Benefits of anxiety meditation.
It shouldn't surprise me, of course, that virtual reality meditation would help moderate my anxiety. The benefits of meditation are well established for many mental health conditions, especially generalized anxiety disorder (GAD).


ResearchTrusted Source shows that mindfulness meditation reduces anxiety symptoms, improves stress reactivity and increases coping mechanisms in people with GAD.

One study found that after a mindfulness meditation session, participants experienced "significantly" less anxiety during the following days.

For someone like me, who lives in a permanent state of mental hyperactivity, meditation is an intervention without cost or risk that could have a great positive impact.

Why VR meditation instead of "regular" meditation
The problem with anxiety, of course, is that it makes my mind more nervous and more prepared to get out of the Zen happiness of meditation and become a hurricane of worries and pending tasks. For this reason, I believe that silent meditation without help is particularly difficult for people with anxiety.
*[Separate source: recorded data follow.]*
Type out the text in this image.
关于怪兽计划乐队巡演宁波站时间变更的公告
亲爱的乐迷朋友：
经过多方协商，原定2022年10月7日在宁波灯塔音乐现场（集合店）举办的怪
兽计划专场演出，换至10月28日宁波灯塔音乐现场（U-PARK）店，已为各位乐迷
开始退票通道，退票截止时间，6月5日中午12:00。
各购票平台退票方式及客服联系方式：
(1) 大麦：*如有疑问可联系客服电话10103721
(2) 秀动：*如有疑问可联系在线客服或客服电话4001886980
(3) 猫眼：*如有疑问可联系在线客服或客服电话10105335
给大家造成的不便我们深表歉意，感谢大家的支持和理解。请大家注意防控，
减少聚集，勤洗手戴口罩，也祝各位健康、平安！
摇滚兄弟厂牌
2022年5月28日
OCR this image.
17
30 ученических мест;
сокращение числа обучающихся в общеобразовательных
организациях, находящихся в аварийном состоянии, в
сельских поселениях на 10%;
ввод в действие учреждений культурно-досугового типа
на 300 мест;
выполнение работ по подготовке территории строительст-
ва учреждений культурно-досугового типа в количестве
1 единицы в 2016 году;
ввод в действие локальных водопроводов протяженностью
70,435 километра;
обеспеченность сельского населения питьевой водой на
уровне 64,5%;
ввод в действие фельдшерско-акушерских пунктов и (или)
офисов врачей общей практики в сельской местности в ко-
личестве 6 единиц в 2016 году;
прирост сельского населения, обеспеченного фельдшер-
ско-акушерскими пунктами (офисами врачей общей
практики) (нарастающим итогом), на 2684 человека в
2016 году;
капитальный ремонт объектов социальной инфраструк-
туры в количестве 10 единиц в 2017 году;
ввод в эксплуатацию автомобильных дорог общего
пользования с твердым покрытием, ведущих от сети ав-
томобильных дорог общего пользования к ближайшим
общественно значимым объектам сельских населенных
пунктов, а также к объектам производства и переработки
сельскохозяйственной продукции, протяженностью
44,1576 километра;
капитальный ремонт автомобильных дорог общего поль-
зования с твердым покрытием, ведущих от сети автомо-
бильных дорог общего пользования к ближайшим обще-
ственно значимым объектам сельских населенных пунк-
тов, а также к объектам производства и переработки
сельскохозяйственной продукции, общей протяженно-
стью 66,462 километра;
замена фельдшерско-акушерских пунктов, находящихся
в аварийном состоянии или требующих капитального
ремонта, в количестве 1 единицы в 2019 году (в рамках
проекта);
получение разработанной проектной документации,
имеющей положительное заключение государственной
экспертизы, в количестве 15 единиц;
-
Virtual reality helps me overcome this by compromising my senses. With a view of beautiful landscapes before my eyes and music in my ears, I am much better able to focus on the moment than when I try to clear my head of my own free will.

VR gives me something to focus on, in addition to anxious or intrusive thoughts that constantly compete for head space.

And "gently return my attention to the present," as the meditation scripts say, it's not that difficult when I can't see the mess in my room or hear my children arguing in the next room.

In addition to immersing myself in a sensory experience, simply having a great physical device on my face is an impediment to distraction. The act of putting it puts the expectation in my body and mind that now is the time to be calm.